A look inside the ‘Disneyland’ prison Ghislaine Maxwell hopes to spend her 20-year sentence in
Lauryn Hill, ‘Queen of the Mean’ Leona Helmsley and Orange is the New Black author Piper Kerman have all done time at FCI Danbury
From music stars to billionaire hotel heiresses, the Federal Correctional Institution in Danbury, Connecticut, has been home to some of the most famous female inmates in United States history.
The low-security prison, sometimes referred to as Club Fed, is where convicted child-sex trafficker Ghislaine Maxwell has requested to serve her 20 year federal prison term.
In stark contrast to the Metropolitan Detention Center in Brooklyn, where the 60-year-old spent nearly two years awaiting trial, FCI Danbury has a reputation as one of the more hospitable penitentiaries, and has garnered a special place in US pop culture.
Most famously, the fictional Litchfield Prison in the hit Netflix comedy Orange is the New Black is partly based on FCI Danbury.
Author Piper Kerman spent 13 months at the prison in the mid- 2000s after her conviction for money laundering and drug trafficking.
Her memoir Orange Is the New Black: My Year in a Women's Prison was based on her experiences behind bars and later turned into the Emmy-winning TV series.
Six-time Grammy winner Lauryn Hill, 47, spent three months in FCI Danbury in 2013 for failing to pay about $1m in taxes.
On the day of her release from prison, Ms Hill released a new song called Consumerism .
The R&B singer had “wanted to get this music out while she was incarcerated, as it is a product of the space she was in while she was going through some of the challenges she has been faced with recently”, according to a promotional release at the time.
Leona Helmsley, often referred to as the “Queen of the Mean”, was convicted in 1989 on 33 counts of tax evasion, tax fraud and mail fraud, and sentenced to a four-year prison term.
Ms Helmsley married hotel mogul Harry Helmsley in 1972, and became synonymous with the “greed is good” mantra of the 1980s.
According to a biography written by her former lawyer Sandor Frankel, she was overheard saying: “We don’t pay taxes, only the little people pay taxes.”
When Ms Helmsley died in 2007 at the age of 87, she left behind a $5bn estate.
The Connecticut facility was also temporarily home to former TheReal Housewives of New Jersey star Teresa Giudice.
Ms Giudice served 11 months behind bars at FCI Danbury in 2015 after pleading guilty to bankruptcy and mail fraud in a scheme with her husband, Joe Giudice.
In an interview with Good Morning America after her release, the reality TV star described her incarceration as living in “hell”.
“There was mould in the bathrooms. There was not running water constantly. The showers were freezing cold. The living conditions were really horrible,” she said.
“There were some nights that we didn’t even have heat… it was hell.”

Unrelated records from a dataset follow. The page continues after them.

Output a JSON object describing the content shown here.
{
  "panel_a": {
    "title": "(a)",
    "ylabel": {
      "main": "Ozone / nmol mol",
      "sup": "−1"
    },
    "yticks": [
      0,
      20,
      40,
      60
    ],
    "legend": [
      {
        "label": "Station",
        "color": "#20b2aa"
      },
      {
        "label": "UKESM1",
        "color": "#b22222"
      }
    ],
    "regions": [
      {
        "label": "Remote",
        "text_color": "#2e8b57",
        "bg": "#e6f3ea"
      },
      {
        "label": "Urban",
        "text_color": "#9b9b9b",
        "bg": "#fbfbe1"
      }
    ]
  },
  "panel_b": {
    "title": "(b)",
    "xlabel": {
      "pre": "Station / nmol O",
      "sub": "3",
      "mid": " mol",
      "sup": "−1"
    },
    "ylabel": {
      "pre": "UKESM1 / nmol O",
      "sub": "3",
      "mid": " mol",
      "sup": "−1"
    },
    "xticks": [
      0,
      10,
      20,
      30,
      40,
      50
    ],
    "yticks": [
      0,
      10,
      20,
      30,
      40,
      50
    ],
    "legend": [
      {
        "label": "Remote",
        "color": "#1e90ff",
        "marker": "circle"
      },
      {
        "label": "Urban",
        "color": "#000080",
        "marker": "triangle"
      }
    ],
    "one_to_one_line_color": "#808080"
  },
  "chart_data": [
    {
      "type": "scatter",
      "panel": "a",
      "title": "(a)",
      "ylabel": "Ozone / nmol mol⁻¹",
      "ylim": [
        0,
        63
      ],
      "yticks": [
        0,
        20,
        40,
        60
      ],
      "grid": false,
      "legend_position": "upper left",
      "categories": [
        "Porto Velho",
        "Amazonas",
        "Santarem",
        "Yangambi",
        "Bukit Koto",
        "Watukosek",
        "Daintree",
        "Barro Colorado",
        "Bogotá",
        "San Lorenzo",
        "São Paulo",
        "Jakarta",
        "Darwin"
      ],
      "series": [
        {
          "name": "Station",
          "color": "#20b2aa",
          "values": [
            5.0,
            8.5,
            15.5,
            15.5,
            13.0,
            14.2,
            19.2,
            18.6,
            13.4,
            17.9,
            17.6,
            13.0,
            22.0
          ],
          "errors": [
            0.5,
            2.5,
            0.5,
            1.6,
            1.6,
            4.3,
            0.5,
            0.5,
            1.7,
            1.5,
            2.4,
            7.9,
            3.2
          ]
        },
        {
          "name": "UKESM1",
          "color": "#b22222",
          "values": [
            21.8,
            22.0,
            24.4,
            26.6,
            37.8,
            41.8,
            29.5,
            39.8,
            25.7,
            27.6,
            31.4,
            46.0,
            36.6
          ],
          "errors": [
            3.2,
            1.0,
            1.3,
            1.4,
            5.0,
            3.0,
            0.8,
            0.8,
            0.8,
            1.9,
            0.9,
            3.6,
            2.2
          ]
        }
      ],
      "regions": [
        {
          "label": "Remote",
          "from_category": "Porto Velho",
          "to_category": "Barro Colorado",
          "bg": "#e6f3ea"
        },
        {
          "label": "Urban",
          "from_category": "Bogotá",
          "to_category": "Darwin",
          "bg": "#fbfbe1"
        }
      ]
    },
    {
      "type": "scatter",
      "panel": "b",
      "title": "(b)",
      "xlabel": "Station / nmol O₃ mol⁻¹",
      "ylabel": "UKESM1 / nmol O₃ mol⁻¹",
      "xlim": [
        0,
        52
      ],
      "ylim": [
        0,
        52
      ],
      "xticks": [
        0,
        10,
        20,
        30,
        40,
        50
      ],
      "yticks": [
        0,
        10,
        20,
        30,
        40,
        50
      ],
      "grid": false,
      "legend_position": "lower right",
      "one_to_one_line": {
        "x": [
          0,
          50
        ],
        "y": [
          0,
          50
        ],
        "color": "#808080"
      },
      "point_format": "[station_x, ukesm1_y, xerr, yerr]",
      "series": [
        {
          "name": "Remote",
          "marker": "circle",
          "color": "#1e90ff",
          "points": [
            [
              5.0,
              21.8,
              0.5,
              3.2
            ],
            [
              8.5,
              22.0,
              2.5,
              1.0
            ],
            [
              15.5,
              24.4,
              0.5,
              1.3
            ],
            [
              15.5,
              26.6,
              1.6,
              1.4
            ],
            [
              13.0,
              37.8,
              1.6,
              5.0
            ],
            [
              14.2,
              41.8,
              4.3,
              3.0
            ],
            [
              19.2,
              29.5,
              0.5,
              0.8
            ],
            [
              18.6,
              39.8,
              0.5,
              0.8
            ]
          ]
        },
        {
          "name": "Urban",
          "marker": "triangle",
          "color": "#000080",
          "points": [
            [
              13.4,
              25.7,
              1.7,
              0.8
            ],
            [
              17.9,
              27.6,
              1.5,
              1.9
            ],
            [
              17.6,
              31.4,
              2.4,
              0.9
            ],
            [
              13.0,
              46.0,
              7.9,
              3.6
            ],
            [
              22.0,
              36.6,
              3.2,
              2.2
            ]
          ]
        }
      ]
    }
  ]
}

Outside of Orange Is the New Black, the prison has provided a gritty backdrop to several other television shows.
In the popular Showtime series Weeds, the pot-dealing protagonist Nancy Botwin, played by Mary-Louise Parker, serves a stint at FCI Danbury.
And in the legal drama Suits, Patrick J. Adams’s character Mike Ross was sentenced to hard time at Danbury.
Maxwell, 60, made more than 100 complaints about her treatment in prison during her time at the Metropolitan Detention Center.
She claimed to have shared her cell with rats and that she was subjected to regular cavity searches and abused by guards. She also alleged that her food was infested with maggots.
Justin Paperny, an expert on federal prisons, said Danbury would be like “Disneyland” compared to her experience at the MDC.
“She’s been in this wretched, dank, cold, filthy detention centre in Brooklyn which has really conditioned her for confinement,” Mr Paperny told The Times.
“She’s really endured the worst of what prison can offer — in solitary confinement, dealing with Covid and quarantine and arguably the worst detention centre in America.
“People are surprised to hear that once she is sentenced and makes her way to the federal correctional institution, she will actually feel like she’s in Disneyland compared to where she is now.”
Opened in 1940, FCI Danbury is located about 55 miles north of New York City and became a dedicated female prison in 1993.
The prison offers classes on everything from group therapy programmes for inmates with post-traumatic stress disorder to “hobby craft and music” lessons.
Inmates can also take circuit training and aerobics classes.